Çobanın haykırması üzerine Dârâ müsterih olmuş ve gülerek: “Hey düşüncesiz adam, sana bir mübarek melek yardım etti. Yoksa yayı kurmuştum. Öldüğün gün idi.” demiş.
Çoban gülmüş ve şöyle cevap vermiş: “İnsan iyiliğini gördüğü insanlara, doğru yolu göstermek mecburiyetindedir. Haddim olmayarak nasihat olmak üzere söylüyorum. Bir padişahın dostunu düşmanından ayırt edememesi, o padişah için iyi bir şey değildir. Büyükler öyle yaşamalıdırlar ki her küçüğün kim olduğunu bilmelidirler. Sen beni sarayda kaç kere görmüş, atlardan, otlaklardan sormuştun. Şimdi huzurunuza muhabbet ve hürmetimi arz için geliyorum. Yine de beni düşmandan fark edemediniz. Hâlbuki ben çoban kulunuz, istenilen bir atı yüz bin atın içinden derhâl bulup çıkarırım. Demek ki çobanlığım akıl ve fikir iledir. Sen de benim gibi ol, sürünü, atını muhafaza buyur.”

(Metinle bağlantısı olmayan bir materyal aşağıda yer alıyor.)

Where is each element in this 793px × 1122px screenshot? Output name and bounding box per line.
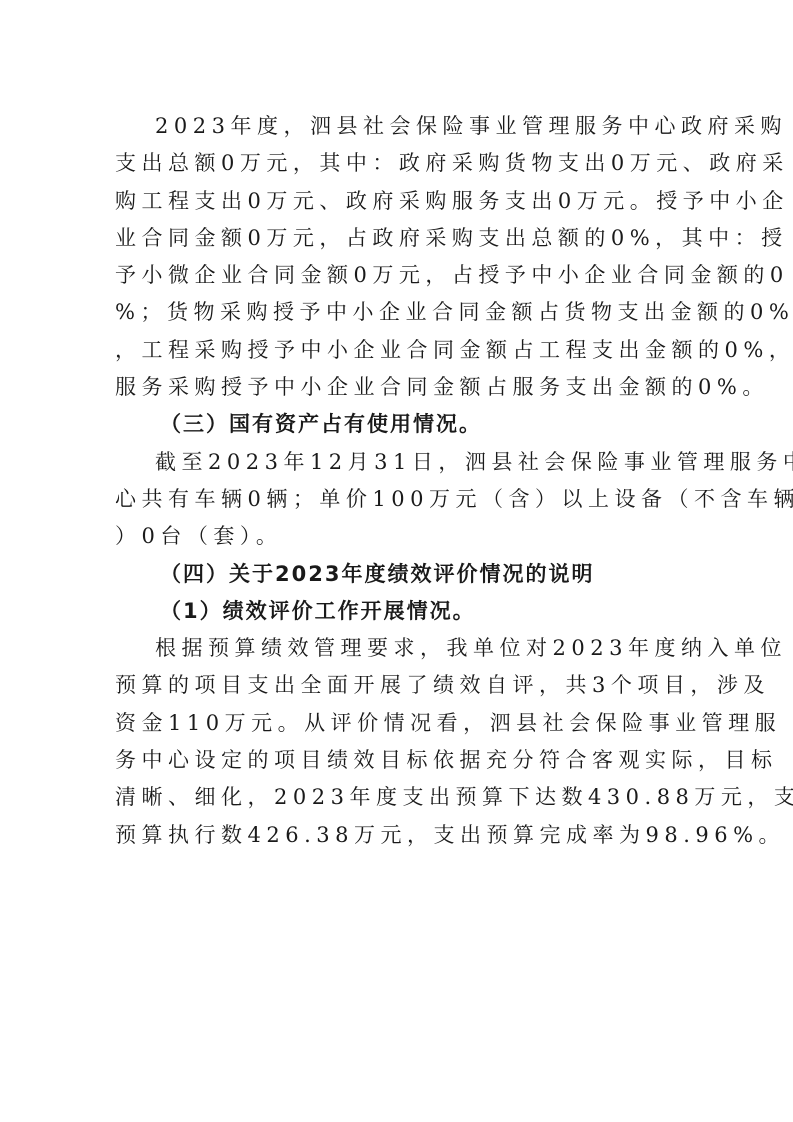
section-heading-performance: （四）关于2023年度绩效评价情况的说明 — [115, 556, 675, 593]
paragraph-line: 购工程支出0万元、政府采购服务支出0万元。授予中小企 — [115, 183, 675, 220]
paragraph-line: 截至2023年12月31日，泗县社会保险事业管理服务中 — [115, 444, 675, 481]
document-page: 2023年度，泗县社会保险事业管理服务中心政府采购 支出总额0万元，其中：政府采… — [115, 108, 675, 854]
paragraph-line: %；货物采购授予中小企业合同金额占货物支出金额的0% — [115, 294, 675, 331]
paragraph-line: 根据预算绩效管理要求，我单位对2023年度纳入单位 — [115, 630, 675, 667]
paragraph-line: 务中心设定的项目绩效目标依据充分符合客观实际，目标 — [115, 742, 675, 779]
paragraph-line: 支出总额0万元，其中：政府采购货物支出0万元、政府采 — [115, 145, 675, 182]
paragraph-line: 予小微企业合同金额0万元，占授予中小企业合同金额的0 — [115, 257, 675, 294]
paragraph-line: ）0台（套）。 — [115, 518, 675, 555]
paragraph-line: 资金110万元。从评价情况看，泗县社会保险事业管理服 — [115, 705, 675, 742]
paragraph-line: 预算执行数426.38万元，支出预算完成率为98.96%。 — [115, 817, 675, 854]
paragraph-line: 心共有车辆0辆；单价100万元（含）以上设备（不含车辆 — [115, 481, 675, 518]
subsection-heading-evaluation: （1）绩效评价工作开展情况。 — [115, 593, 675, 630]
paragraph-line: 预算的项目支出全面开展了绩效自评，共3个项目，涉及 — [115, 667, 675, 704]
paragraph-line: 2023年度，泗县社会保险事业管理服务中心政府采购 — [115, 108, 675, 145]
section-heading-assets: （三）国有资产占有使用情况。 — [115, 406, 675, 443]
paragraph-line: 业合同金额0万元，占政府采购支出总额的0%，其中：授 — [115, 220, 675, 257]
paragraph-line: ，工程采购授予中小企业合同金额占工程支出金额的0%， — [115, 332, 675, 369]
paragraph-line: 服务采购授予中小企业合同金额占服务支出金额的0%。 — [115, 369, 675, 406]
paragraph-line: 清晰、细化，2023年度支出预算下达数430.88万元，支出 — [115, 779, 675, 816]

Dârâ, çobandan bu nasihati dinlemiş ve onu taltif etmiş; kendi kendinden de utanmış ve bu nasihati, insan, kalbine yazmalı, demiş. Bir ülkede padişahın tedbiri çobanlardan aşağı olursa o ülkenin mahvü perişan olmasından korkulur.
Padişahlara Ahalinin Hâllerine Vâkıf Olmanın Lüzumu
Padişahım, sen adalet isteyenlerin iniltisini nasıl duyabilirsin ki, karyolanın cibinliği Zühal yıldızına bitişiktir.

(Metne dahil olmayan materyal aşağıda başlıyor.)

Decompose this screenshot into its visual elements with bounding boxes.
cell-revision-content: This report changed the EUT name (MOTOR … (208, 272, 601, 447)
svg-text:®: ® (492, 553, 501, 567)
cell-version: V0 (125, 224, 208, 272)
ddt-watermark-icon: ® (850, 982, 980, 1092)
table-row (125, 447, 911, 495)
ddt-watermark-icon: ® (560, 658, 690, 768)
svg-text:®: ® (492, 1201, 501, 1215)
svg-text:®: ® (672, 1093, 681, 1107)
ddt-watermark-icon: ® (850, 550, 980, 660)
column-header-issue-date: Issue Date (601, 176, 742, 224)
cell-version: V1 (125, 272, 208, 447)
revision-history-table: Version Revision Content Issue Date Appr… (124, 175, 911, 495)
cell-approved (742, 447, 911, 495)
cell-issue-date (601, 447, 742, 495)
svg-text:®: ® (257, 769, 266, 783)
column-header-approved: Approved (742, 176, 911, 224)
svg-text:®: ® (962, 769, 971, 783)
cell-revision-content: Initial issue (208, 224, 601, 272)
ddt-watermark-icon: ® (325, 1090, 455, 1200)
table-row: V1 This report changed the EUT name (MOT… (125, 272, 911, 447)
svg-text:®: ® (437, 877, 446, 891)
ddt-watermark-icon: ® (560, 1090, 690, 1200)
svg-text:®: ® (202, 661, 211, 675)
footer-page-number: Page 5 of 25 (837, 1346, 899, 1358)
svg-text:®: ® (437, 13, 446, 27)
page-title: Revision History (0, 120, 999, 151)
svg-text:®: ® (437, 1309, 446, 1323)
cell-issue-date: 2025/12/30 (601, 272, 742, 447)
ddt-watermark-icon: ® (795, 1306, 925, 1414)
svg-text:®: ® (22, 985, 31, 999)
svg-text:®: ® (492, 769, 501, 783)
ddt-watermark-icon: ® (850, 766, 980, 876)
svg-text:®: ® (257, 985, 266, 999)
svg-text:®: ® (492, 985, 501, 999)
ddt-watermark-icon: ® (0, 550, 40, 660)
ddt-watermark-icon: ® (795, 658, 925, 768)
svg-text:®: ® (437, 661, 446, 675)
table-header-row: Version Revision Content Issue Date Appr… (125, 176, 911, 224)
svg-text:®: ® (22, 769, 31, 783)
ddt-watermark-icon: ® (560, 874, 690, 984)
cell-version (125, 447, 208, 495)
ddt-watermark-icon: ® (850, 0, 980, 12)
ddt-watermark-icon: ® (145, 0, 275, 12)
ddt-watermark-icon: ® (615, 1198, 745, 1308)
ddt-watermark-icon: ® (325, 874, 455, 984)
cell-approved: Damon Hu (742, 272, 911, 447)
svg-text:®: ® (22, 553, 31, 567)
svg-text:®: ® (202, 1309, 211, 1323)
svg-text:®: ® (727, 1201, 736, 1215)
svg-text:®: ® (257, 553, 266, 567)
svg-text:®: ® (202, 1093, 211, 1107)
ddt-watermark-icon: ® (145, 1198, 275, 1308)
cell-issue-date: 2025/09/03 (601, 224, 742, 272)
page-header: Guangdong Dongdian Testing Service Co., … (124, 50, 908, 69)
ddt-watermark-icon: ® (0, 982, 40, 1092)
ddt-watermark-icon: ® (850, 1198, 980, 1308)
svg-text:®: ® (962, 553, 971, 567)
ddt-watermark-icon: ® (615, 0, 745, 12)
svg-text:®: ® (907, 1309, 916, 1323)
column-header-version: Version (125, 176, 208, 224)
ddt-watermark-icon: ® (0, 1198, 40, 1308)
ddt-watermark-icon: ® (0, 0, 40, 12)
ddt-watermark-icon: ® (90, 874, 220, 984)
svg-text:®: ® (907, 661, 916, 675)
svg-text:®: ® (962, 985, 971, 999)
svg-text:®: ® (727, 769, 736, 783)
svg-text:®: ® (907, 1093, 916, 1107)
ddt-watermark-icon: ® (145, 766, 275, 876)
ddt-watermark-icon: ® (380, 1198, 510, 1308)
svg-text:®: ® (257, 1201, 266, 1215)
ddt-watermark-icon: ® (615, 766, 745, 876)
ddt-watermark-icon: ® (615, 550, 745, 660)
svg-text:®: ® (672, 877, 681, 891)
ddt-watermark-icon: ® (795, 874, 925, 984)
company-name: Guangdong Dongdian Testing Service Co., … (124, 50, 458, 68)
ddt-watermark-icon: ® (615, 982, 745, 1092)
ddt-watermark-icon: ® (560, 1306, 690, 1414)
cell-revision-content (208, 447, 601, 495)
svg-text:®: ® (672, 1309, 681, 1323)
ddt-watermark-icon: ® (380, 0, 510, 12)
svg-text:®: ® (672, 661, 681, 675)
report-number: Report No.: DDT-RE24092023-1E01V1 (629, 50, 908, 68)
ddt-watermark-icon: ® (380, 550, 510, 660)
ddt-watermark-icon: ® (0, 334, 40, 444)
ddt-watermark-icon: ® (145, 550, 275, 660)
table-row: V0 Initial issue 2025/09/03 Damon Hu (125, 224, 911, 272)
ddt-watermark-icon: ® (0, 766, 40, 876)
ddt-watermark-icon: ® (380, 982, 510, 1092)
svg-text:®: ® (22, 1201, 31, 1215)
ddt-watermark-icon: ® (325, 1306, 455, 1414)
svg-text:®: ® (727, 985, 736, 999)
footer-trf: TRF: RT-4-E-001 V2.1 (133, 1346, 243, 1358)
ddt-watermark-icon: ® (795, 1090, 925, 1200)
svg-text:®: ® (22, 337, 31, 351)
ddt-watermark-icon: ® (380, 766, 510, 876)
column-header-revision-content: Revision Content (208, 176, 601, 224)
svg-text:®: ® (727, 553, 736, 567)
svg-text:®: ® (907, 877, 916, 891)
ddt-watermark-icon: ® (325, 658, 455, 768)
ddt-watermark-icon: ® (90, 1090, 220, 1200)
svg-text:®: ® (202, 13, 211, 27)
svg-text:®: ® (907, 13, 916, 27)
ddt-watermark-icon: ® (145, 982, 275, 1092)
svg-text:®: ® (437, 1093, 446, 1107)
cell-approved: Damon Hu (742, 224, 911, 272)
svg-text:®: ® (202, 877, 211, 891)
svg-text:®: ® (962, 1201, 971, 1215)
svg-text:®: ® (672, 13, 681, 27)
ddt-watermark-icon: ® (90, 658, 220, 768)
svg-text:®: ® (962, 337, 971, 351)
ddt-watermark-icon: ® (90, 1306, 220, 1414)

Öyle uyu ki, adalet isteyen birisi kapına gelecek olursa feryadını işitebilesin. Zamanında birisi gelir de bir zalimden şikâyet ederse, bilmiş ol ki o şikâyet, senden sanadır. Çünkü onun zulmü senin zulmün demektir. Köpek, yolcunun eteğini paraladığı zaman; eteği paralayan köpek değil, belki öyle bir köpeği besleyen nadan kimsedir.
Sadi, sen söz söylemede cesursun. Kılıç elinde iken çal. Adalet iklimini aç, adalet etmeyenleri adalete çağır.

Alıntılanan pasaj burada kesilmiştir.